Acusações detalhadas e processo em duas frentes
As acusações contra Buzzi surgiram após uma jovem denunciar à polícia ter sido tocada pelo ministro. Dias depois, uma funcionária terceirizada relatou episódios de assédio dentro do gabinete, descrevendo em depoimento que Buzzi teria tocado suas nádegas, segurado seus braços e feito comentários inapropriados. O ministro responde às acusações em duas frentes distintas:
- Frente administrativa: O STJ decide nesta terça-feira (14) se abre um Procedimento Administrativo Disciplinar (PAD) que pode culminar com a perda definitiva do cargo.

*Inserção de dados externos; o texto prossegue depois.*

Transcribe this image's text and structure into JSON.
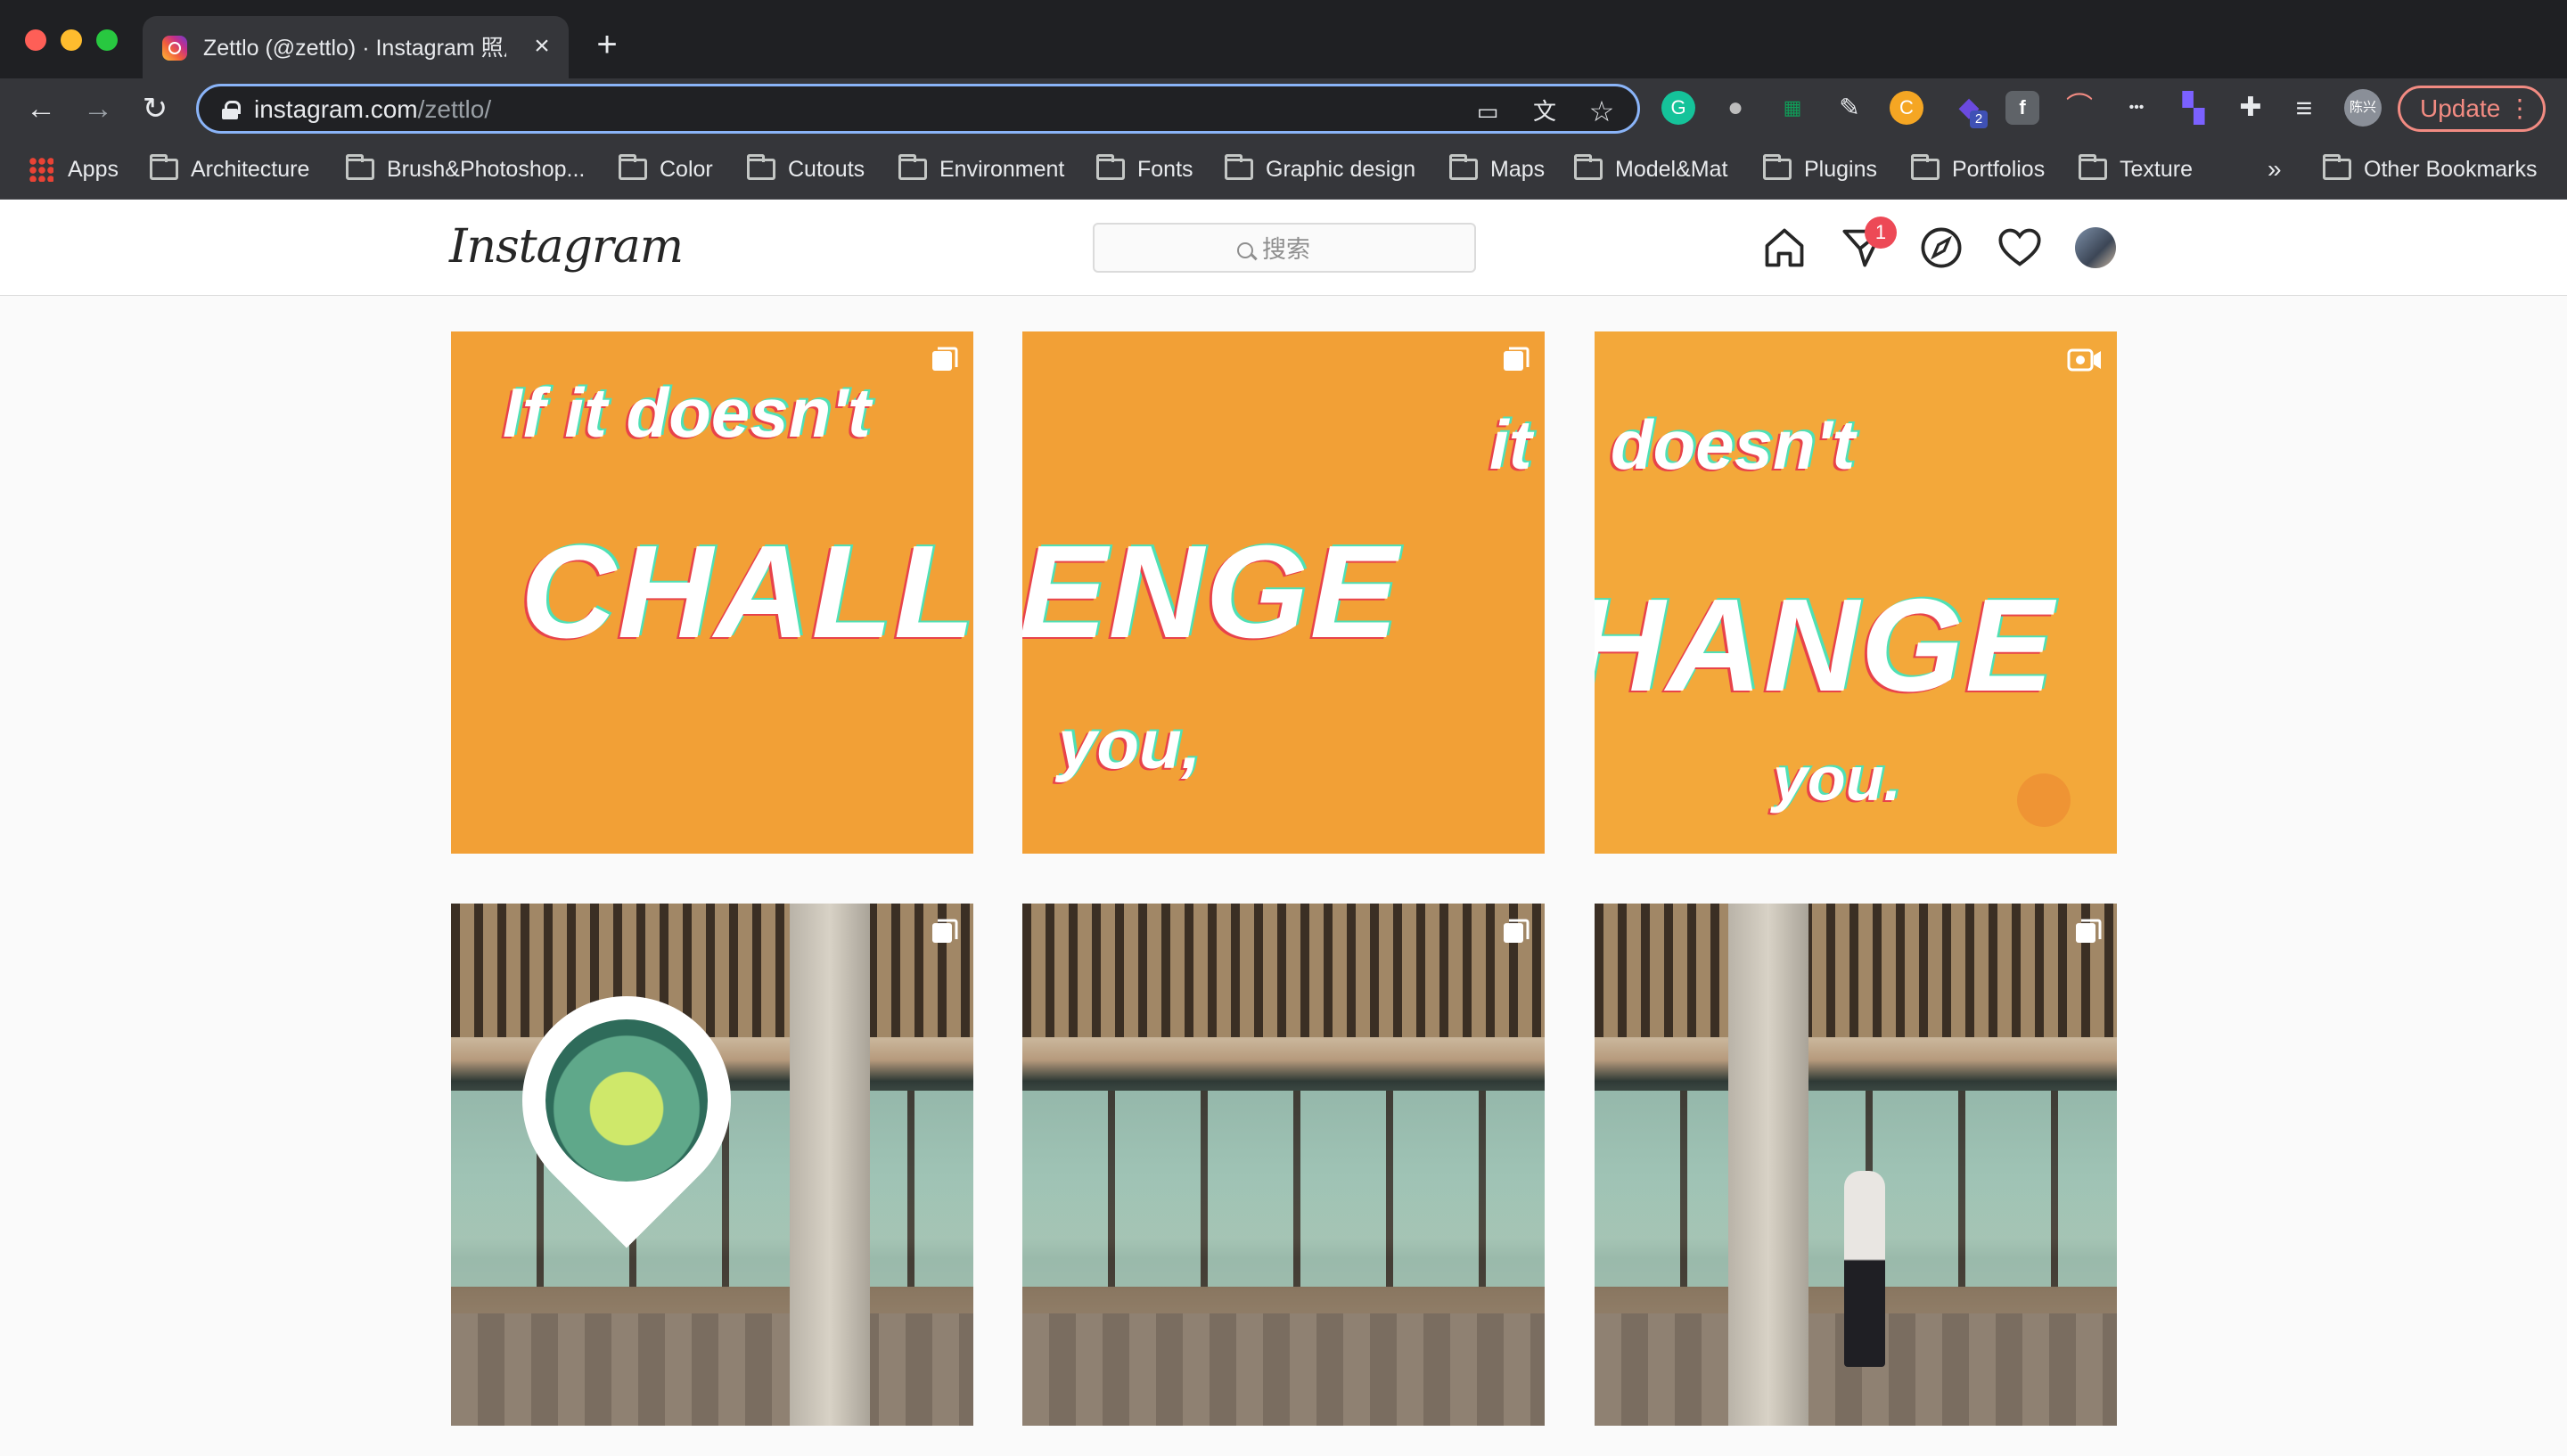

- Frente judicial: A ação penal está no STF, sob relatoria do ministro Kassio Nunes Marques, e o julgamento de quarta pode permitir seu despacho para a primeira instância.
Debate sobre prerrogativa de foro e possíveis consequências
Na última revisão sobre a prerrogativa de foro, o STF decidiu que ela só vale para crimes cometidos durante o mandato e em função dele. No entanto, persiste a dúvida se esse entendimento se aplica a todos os delitos ou apenas aos funcionais, um ponto ainda em discussão em embargos dessa decisão. O STJ vai decidir sobre esse aspecto específico para autoridades cujo foro está no tribunal, como governadores, desembargadores e integrantes do Ministério Público.
Ministros da corte esperam que, ao se manifestar sobre o assunto, o STF volte a analisá-lo também. Caso o entendimento seja de que a regra vale para todos os delitos, não apenas os funcionais, a ação penal contra Buzzi pode descer para a primeira instância. Isso pode ocorrer por despacho do próprio relator ou a partir de provocação da defesa do ministro, o que, por oferecer mais possibilidades de recursos, poderia adiar significativamente uma eventual punição.
Processo disciplinar e estratégia da defesa
Antes do julgamento de quarta, o STJ se reúne nesta terça para decidir sobre a abertura do processo administrativo disciplinar contra Buzzi. Ministros ouvidos afirmam que a tendência da corte é abrir o processo investigatório, embora sem unanimidade. A defesa do ministro, por sua vez, tem se concentrado em buscar divergências nos relatos das vítimas e sustenta que as duas se falaram, estratégia que visa questionar a consistência das acusações. Procurada, a defesa de Buzzi não retornou até a publicação desta nota, deixando em aberto como responderá aos desenvolvimentos dos próximos dias.
Este caso destaca não apenas as acusações graves contra uma figura de alto escalão do Judiciário, mas também os complexos mecanismos processuais que podem influenciar o tempo e o local de julgamento, com implicações diretas para a celeridade da justiça e a responsabilização de autoridades públicas.